Through the ministry´s Awareness Film Program, more than 8,000 Nepali girls have learned the cunning ploys of those who might bring them harm. The Christian team goes from village to village showing the films, encouraging residents to report suspicious activity, and lending insight into how to protect their daughters. Most importantly, the workers bring good news of the Savior Who can restore their broken lives.

“If I had not been a believer, I could have been misled into prostitution myself. I am grateful to God that He spared me from such a miserable fate, and then chose me to work among my own people,” the ministry leader said. “My vision is not only to warn, educate, feed, or give shelter, but also to share the gospel with them.”

The couple sought to provide a place of healing for girls left scarred by exploitation. In the early years they opened their own home, providing meals and shelter and sharing the love of Jesus Christ.

In 2011 the ministry was able to purchase a facility to use as a safe house, thanks to gifts from Christian Aid donors. Thus far they have rescued and cared for 10 youth.

Unfortunately the girls have experienced problems this summer with young men who are making offensive comments and throwing small rocks at the dormitory. One man even climbed onto the roof. The ministry needs to build a higher, more secure wall to protect the occupants.

When young women are removed from months or even years of abuse, they need a helping hand to resume “normal life.” Emotional adjustment becomes more challenging when some try to return home only to face rejection by their families. Many are uneducated and lack job skills.

The ministry offers a vocational training program that prepares these women for employment in tailoring, weaving, and jewelry-making. They also receive counseling and participate in Bible studies.

This past spring 35 girls and women, all victims of trafficking or domestic violence, participated in the counseling program. Six of them committed their hearts to the Lord.

Minu´s story

One of the children the ministry recently rescued from a life of abuse and violence was an eight-year-old girl named Minu.

These young women are finding new hope through the ministry´s rehabilitation program.

Minu came from a remote mountainous area in Nepal. She had never experienced the love of a mother and father. Minu has no memory of her mother, who died when she was just two months old. Her father blamed the infant for his wife´s death. Desperate to get rid of her, he offered to give away his only cow to anyone in the village who would take the baby.

The couple that “adopted” Minu treated her more like a slave girl than a daughter. When she became old enough to help with chores, Minu was forced to go into the forest in the early morning hours to gather firewood. She was mentally and physically abused.
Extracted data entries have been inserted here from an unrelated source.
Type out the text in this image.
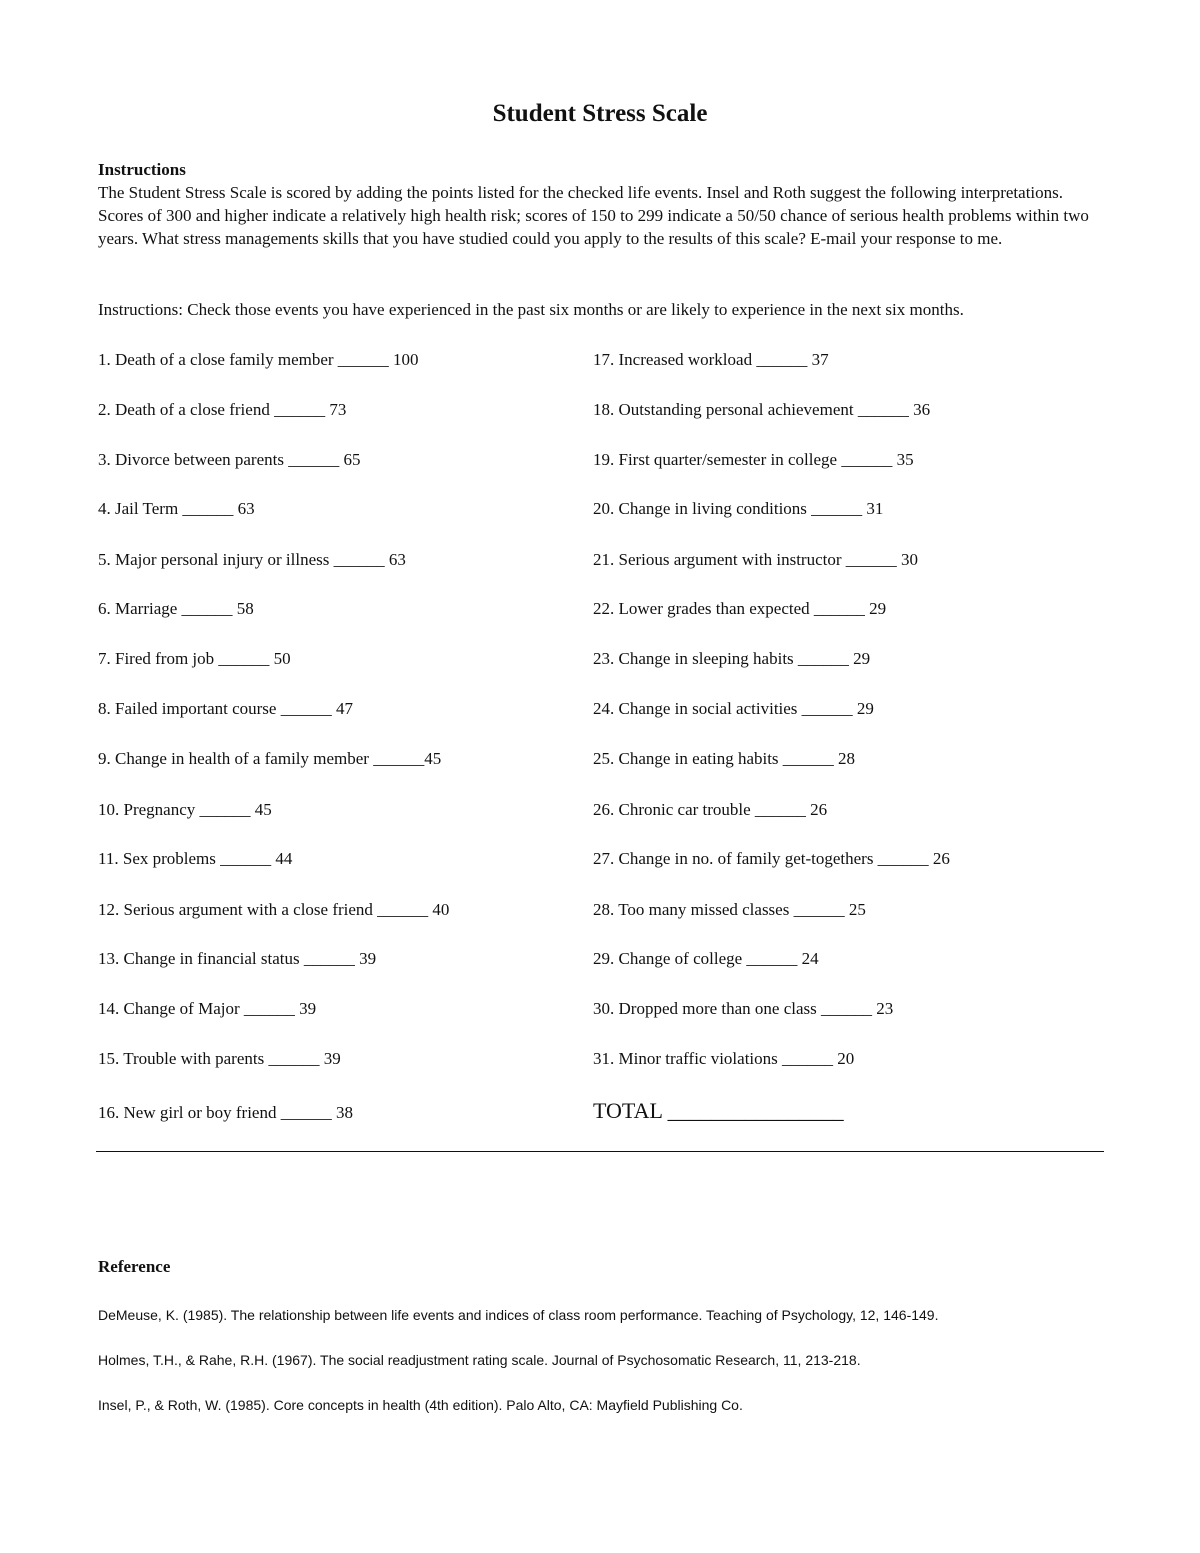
Student Stress Scale
Instructions

The Student Stress Scale is scored by adding the points listed for the checked life events. Insel and Roth suggest the following interpretations. Scores of 300 and higher indicate a relatively high health risk; scores of 150 to 299 indicate a 50/50 chance of serious health problems within two years. What stress managements skills that you have studied could you apply to the results of this scale? E-mail your response to me.

Instructions: Check those events you have experienced in the past six months or are likely to experience in the next six months.
1. Death of a close family member ______ 100
2. Death of a close friend ______ 73
3. Divorce between parents ______ 65
4. Jail Term ______ 63
5. Major personal injury or illness ______ 63
6. Marriage ______ 58
7. Fired from job ______ 50
8. Failed important course ______ 47
9. Change in health of a family member ______45
10. Pregnancy ______ 45
11. Sex problems ______ 44
12. Serious argument with a close friend ______ 40
13. Change in financial status ______ 39
14. Change of Major ______ 39
15. Trouble with parents ______ 39
16. New girl or boy friend ______ 38
17. Increased workload ______ 37
18. Outstanding personal achievement ______ 36
19. First quarter/semester in college ______ 35
20. Change in living conditions ______ 31
21. Serious argument with instructor ______ 30
22. Lower grades than expected ______ 29
23. Change in sleeping habits ______ 29
24. Change in social activities ______ 29
25. Change in eating habits ______ 28
26. Chronic car trouble ______ 26
27. Change in no. of family get-togethers ______ 26
28. Too many missed classes ______ 25
29. Change of college ______ 24
30. Dropped more than one class ______ 23
31. Minor traffic violations ______ 20
TOTAL ________________
Reference
DeMeuse, K. (1985). The relationship between life events and indices of class room performance. Teaching of Psychology, 12, 146-149.
Holmes, T.H., & Rahe, R.H. (1967). The social readjustment rating scale. Journal of Psychosomatic Research, 11, 213-218.
Insel, P., & Roth, W. (1985). Core concepts in health (4th edition). Palo Alto, CA: Mayfield Publishing Co.
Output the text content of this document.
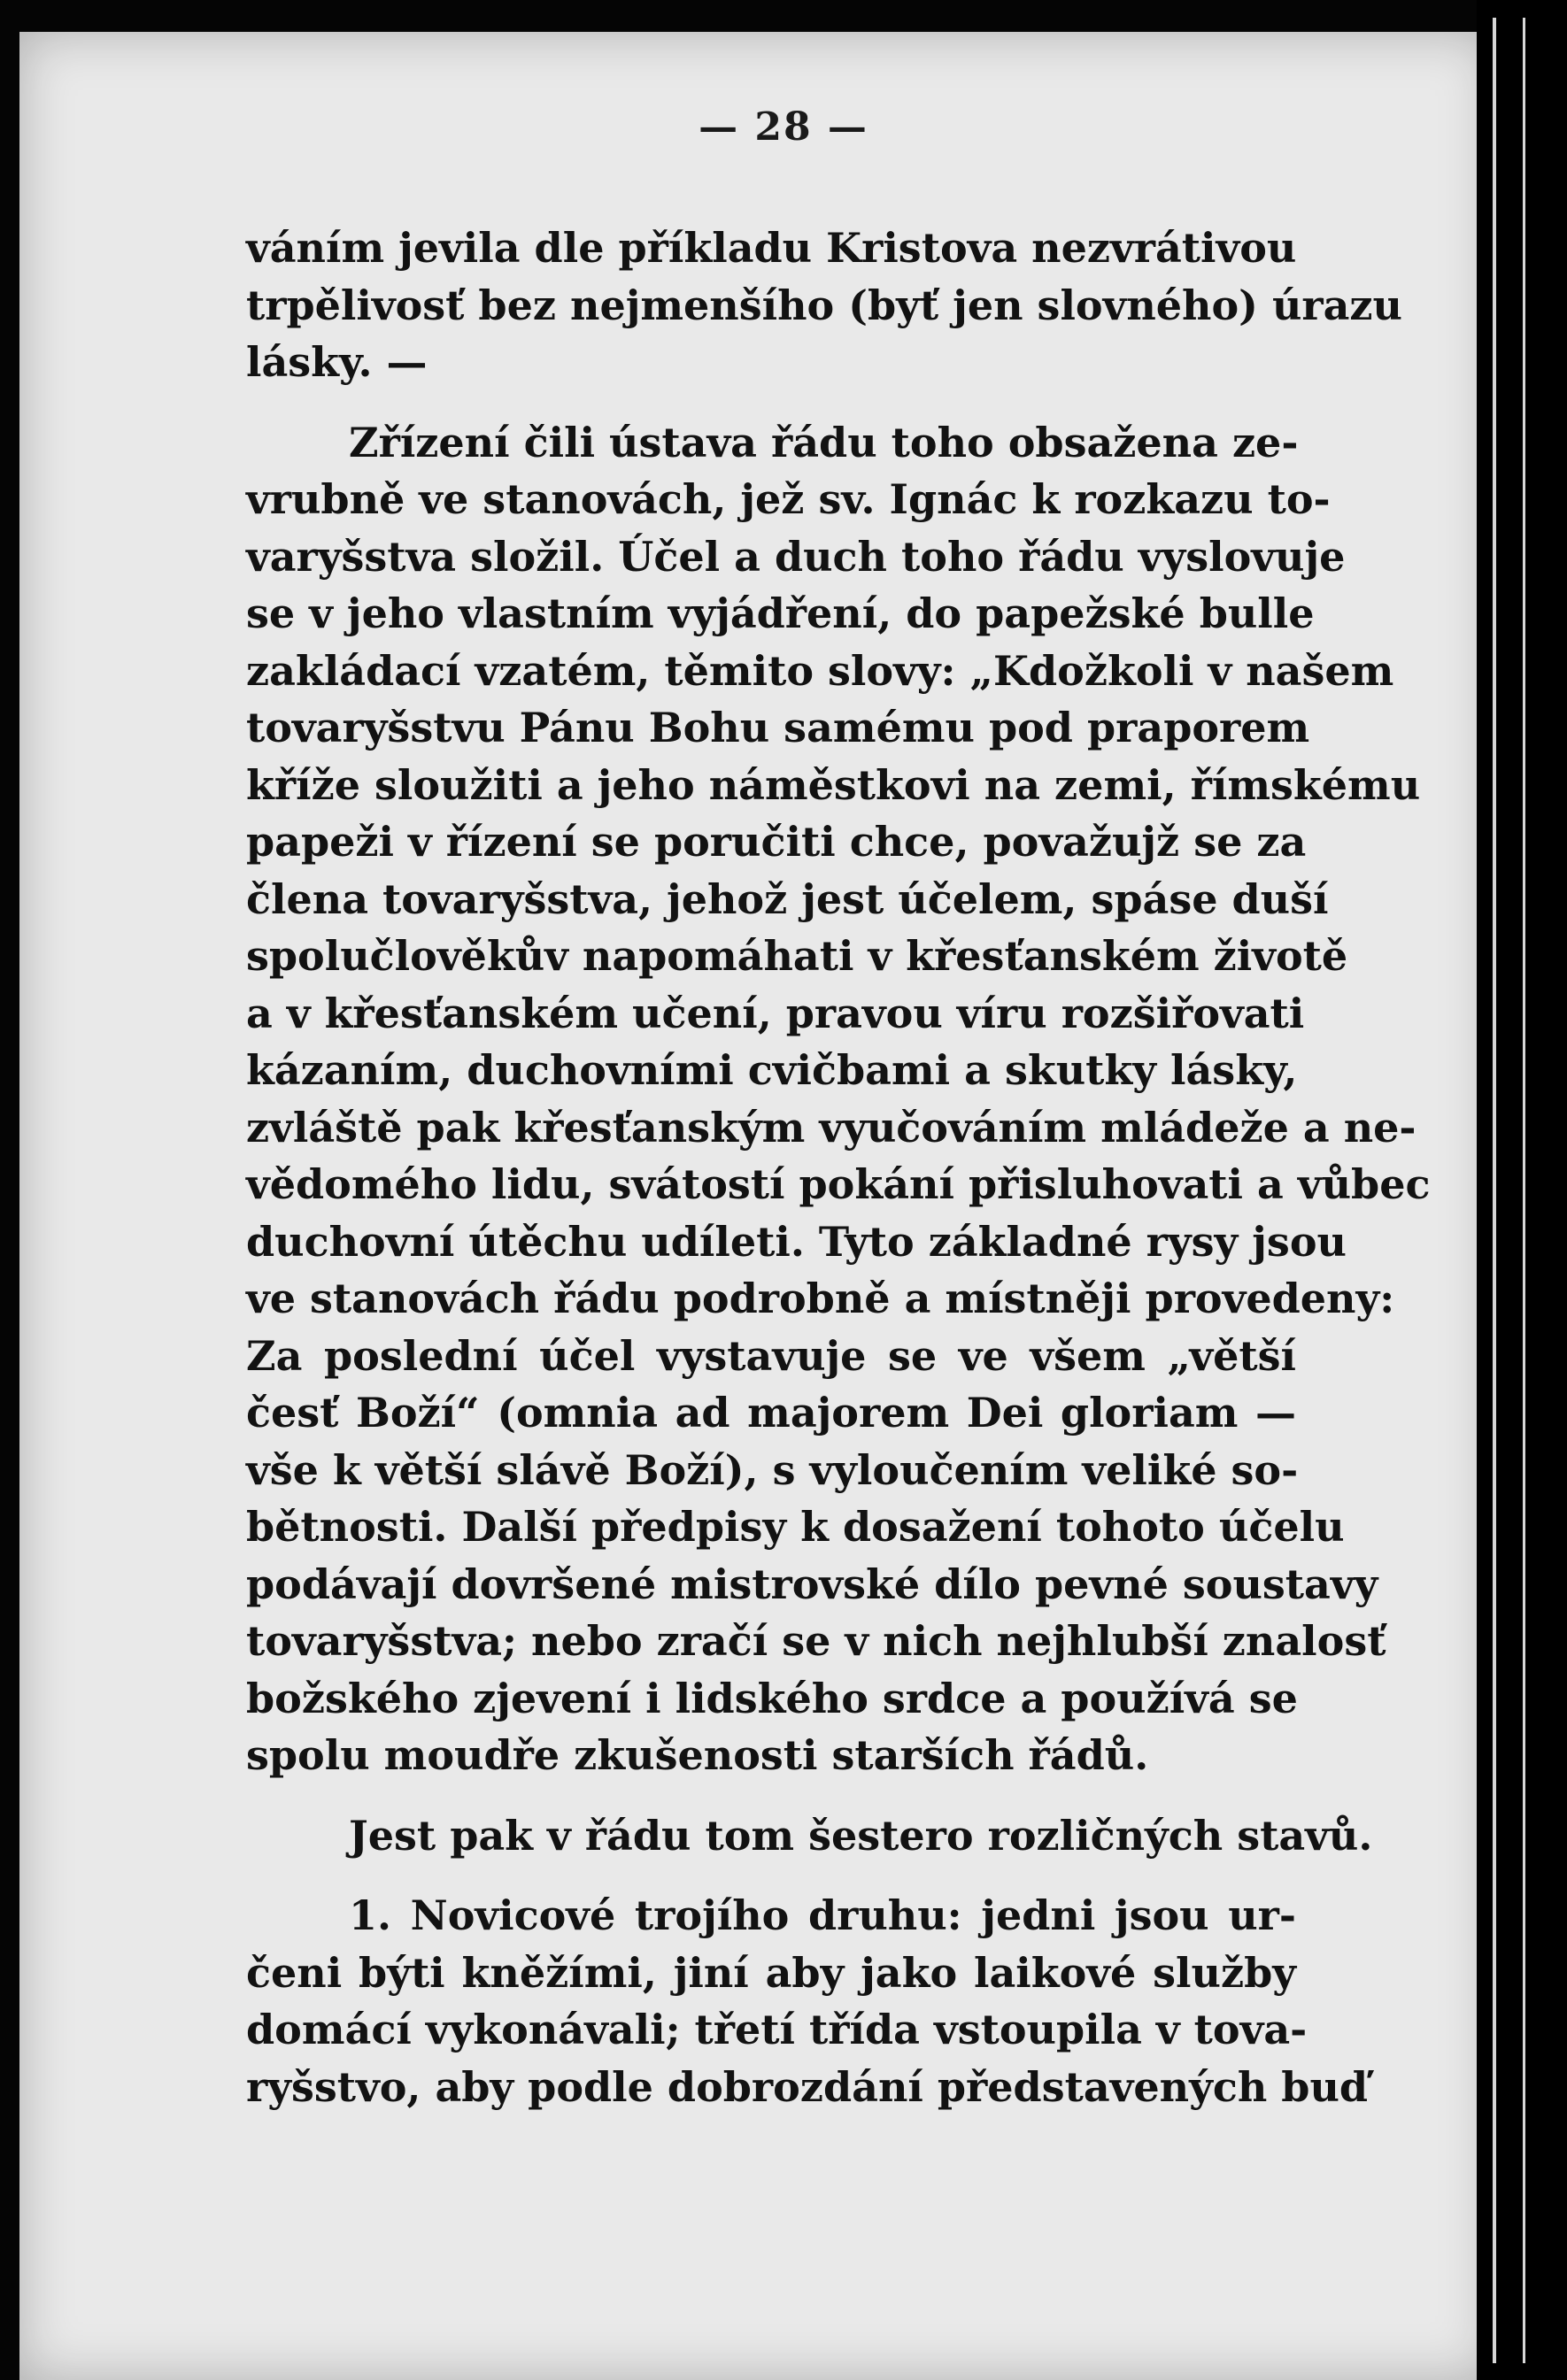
— 28 —

váním jevila dle příkladu Kristova nezvrátivou
trpělivosť bez nejmenšího (byť jen slovného) úrazu
lásky. —

Zřízení čili ústava řádu toho obsažena ze-
vrubně ve stanovách, jež sv. Ignác k rozkazu to-
varyšstva složil. Účel a duch toho řádu vyslovuje
se v jeho vlastním vyjádření, do papežské bulle
zakládací vzatém, těmito slovy: „Kdožkoli v našem
tovaryšstvu Pánu Bohu samému pod praporem
kříže sloužiti a jeho náměstkovi na zemi, římskému
papeži v řízení se poručiti chce, považujž se za
člena tovaryšstva, jehož jest účelem, spáse duší
spolučlověkův napomáhati v křesťanském životě
a v křesťanském učení, pravou víru rozšiřovati
kázaním, duchovními cvičbami a skutky lásky,
zvláště pak křesťanským vyučováním mládeže a ne-
vědomého lidu, svátostí pokání přisluhovati a vůbec
duchovní útěchu udíleti. Tyto základné rysy jsou
ve stanovách řádu podrobně a místněji provedeny:
Za poslední účel vystavuje se ve všem „větší
česť Boží“ (omnia ad majorem Dei gloriam —
vše k větší slávě Boží), s vyloučením veliké so-
bětnosti. Další předpisy k dosažení tohoto účelu
podávají dovršené mistrovské dílo pevné soustavy
tovaryšstva; nebo zračí se v nich nejhlubší znalosť
božského zjevení i lidského srdce a používá se
spolu moudře zkušenosti starších řádů.

Jest pak v řádu tom šestero rozličných stavů.

1. Novicové trojího druhu: jedni jsou ur-
čeni býti kněžími, jiní aby jako laikové služby
domácí vykonávali; třetí třída vstoupila v tova-
ryšstvo, aby podle dobrozdání představených buď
A member of the family feared for Minu´s safety, especially since the husband was a heavy drinker. She sought help from someone who could remove the child from such a destructive environment. A man from a neighboring village told her about a safe house for abused and neglected girls, and the family member arranged for the ministry to come and take Minu away.

“Her general condition was so poor and dirty,” said the ministry leader. “She had lice and I gave her a nice bath and cleaned her hair.”

The other girls in the shelter have tried to help Minu feel welcome. After all, she is part of a loving family now.

“She lost everything in her life, including parents and their love,” the leader said. “Now we can give her God´s love and our family love and care, as well as care for her basic needs.”